The president also discussed the Paycheck Fairness Act, reintroduced in 2011 after failing in the Senate in 2010. The act would seek to rectify the income disparity between men and women by requiring employers to show that any wage discrepancies between men and women were based on job performance and not gender.
President Obama justified the wage increase by claiming that, despite tax cuts for middle and working-class families, workers were not earning enough money to stay afloat.
"We know our economy is stronger when we reward an honest day's work with honest wages," he said. "But today, a full-time worker making the minimum wage earns $14,500 a year.

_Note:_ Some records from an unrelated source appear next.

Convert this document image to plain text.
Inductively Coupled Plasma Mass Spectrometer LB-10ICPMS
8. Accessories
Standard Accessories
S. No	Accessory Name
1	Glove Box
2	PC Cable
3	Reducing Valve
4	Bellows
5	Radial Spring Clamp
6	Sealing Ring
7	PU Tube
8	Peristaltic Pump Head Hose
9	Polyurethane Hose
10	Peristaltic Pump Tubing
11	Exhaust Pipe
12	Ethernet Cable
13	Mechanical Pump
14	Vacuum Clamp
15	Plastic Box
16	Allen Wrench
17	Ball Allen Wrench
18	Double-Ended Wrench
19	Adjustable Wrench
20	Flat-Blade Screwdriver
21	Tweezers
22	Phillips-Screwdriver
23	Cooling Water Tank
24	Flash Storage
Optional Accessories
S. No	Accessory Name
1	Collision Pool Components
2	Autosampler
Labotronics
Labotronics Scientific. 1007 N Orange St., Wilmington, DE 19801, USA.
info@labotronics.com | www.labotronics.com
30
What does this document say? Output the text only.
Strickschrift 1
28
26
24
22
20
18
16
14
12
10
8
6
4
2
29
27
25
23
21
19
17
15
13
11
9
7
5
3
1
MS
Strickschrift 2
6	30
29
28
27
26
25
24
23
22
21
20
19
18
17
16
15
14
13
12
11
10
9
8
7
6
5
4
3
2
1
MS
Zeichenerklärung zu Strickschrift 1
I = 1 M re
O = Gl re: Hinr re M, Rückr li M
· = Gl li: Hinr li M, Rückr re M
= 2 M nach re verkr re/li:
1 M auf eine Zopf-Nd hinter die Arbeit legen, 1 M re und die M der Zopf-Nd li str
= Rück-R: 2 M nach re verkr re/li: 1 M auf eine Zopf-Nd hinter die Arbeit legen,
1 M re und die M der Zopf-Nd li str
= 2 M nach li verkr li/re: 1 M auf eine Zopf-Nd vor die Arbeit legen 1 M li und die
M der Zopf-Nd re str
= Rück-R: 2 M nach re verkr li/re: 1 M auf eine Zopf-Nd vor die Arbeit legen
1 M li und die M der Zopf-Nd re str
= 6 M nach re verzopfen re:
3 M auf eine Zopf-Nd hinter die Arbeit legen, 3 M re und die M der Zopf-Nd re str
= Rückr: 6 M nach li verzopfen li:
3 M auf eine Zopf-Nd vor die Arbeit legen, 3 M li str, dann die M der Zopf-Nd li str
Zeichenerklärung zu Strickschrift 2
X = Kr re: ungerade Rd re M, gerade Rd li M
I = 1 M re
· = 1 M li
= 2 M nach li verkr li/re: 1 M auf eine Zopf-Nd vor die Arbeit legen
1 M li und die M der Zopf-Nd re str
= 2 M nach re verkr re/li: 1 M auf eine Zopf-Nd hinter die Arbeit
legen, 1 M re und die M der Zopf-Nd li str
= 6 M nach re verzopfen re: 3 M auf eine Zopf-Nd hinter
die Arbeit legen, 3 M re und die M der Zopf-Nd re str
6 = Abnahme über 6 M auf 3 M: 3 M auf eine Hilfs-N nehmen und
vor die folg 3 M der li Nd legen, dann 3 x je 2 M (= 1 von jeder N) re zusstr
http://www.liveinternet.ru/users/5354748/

Even with the tax relief we've put in place, a family with two kids that earns the minimum wage still lives below the poverty line."
The president also claimed raising the minimum wage would provide a potentially life-saving boost to lower income families.
"This single step would raise the incomes of millions of working families," he said. "It could mean the difference between groceries or the food bank; rent or eviction; scraping by or finally getting ahead."
This was an opinion shared by some students, such as communications major John Barger.
"I would agree that it's pretty much impossible to make a living at $7.25," he said.
Obama's plans drew criticism from the Republican Party. In a response to the State of the Union, Sen. Marco Rubio claims some of the president's economic plans would actually hurt middle class families.
"The tax increases and the deficit spending you propose will hurt middle class families," he said. "It will cost them their raises. It will cost them their benefits. It may even cost some of them their jobs."
The Republican Party contends that the major threat to the US economy isn't a shrinking middle class, but overzealous government spending.
"The president loves to blame the debt on President Bush," Rubio said. "But President Obama created more debt in four years than his predecessor did in eight. The real cause of our debt is that our government has been spending $1 trillion more than it takes in every year."
A large number of students manage to juggle work and school, and while raising the minimum wage seems like a net benefit at first, economics professor Douglas Campbell warns that it might not be such a good thing for student workers after all.
"In the short term, it could create a net gain if their hours are not cut," he said. "If employers decide to cut hours or lay off workers in response, it would not be a positive net gain."
The federal minimum wage was set at $7.25 an hour on July 24, 2009 as a result of the Fair Minimum Wage Act of 2009. A number of states pay more than the federally mandated minimum wage, with the state of Washington having the highest rate among states at $9.19 an hour. Among cities, San Francisco, Calif. leads the nation with a minimum wage of $9.79 an hour. Tennessee does not have a state minimum wage; though state law requires that employers pay the wages they promise employees.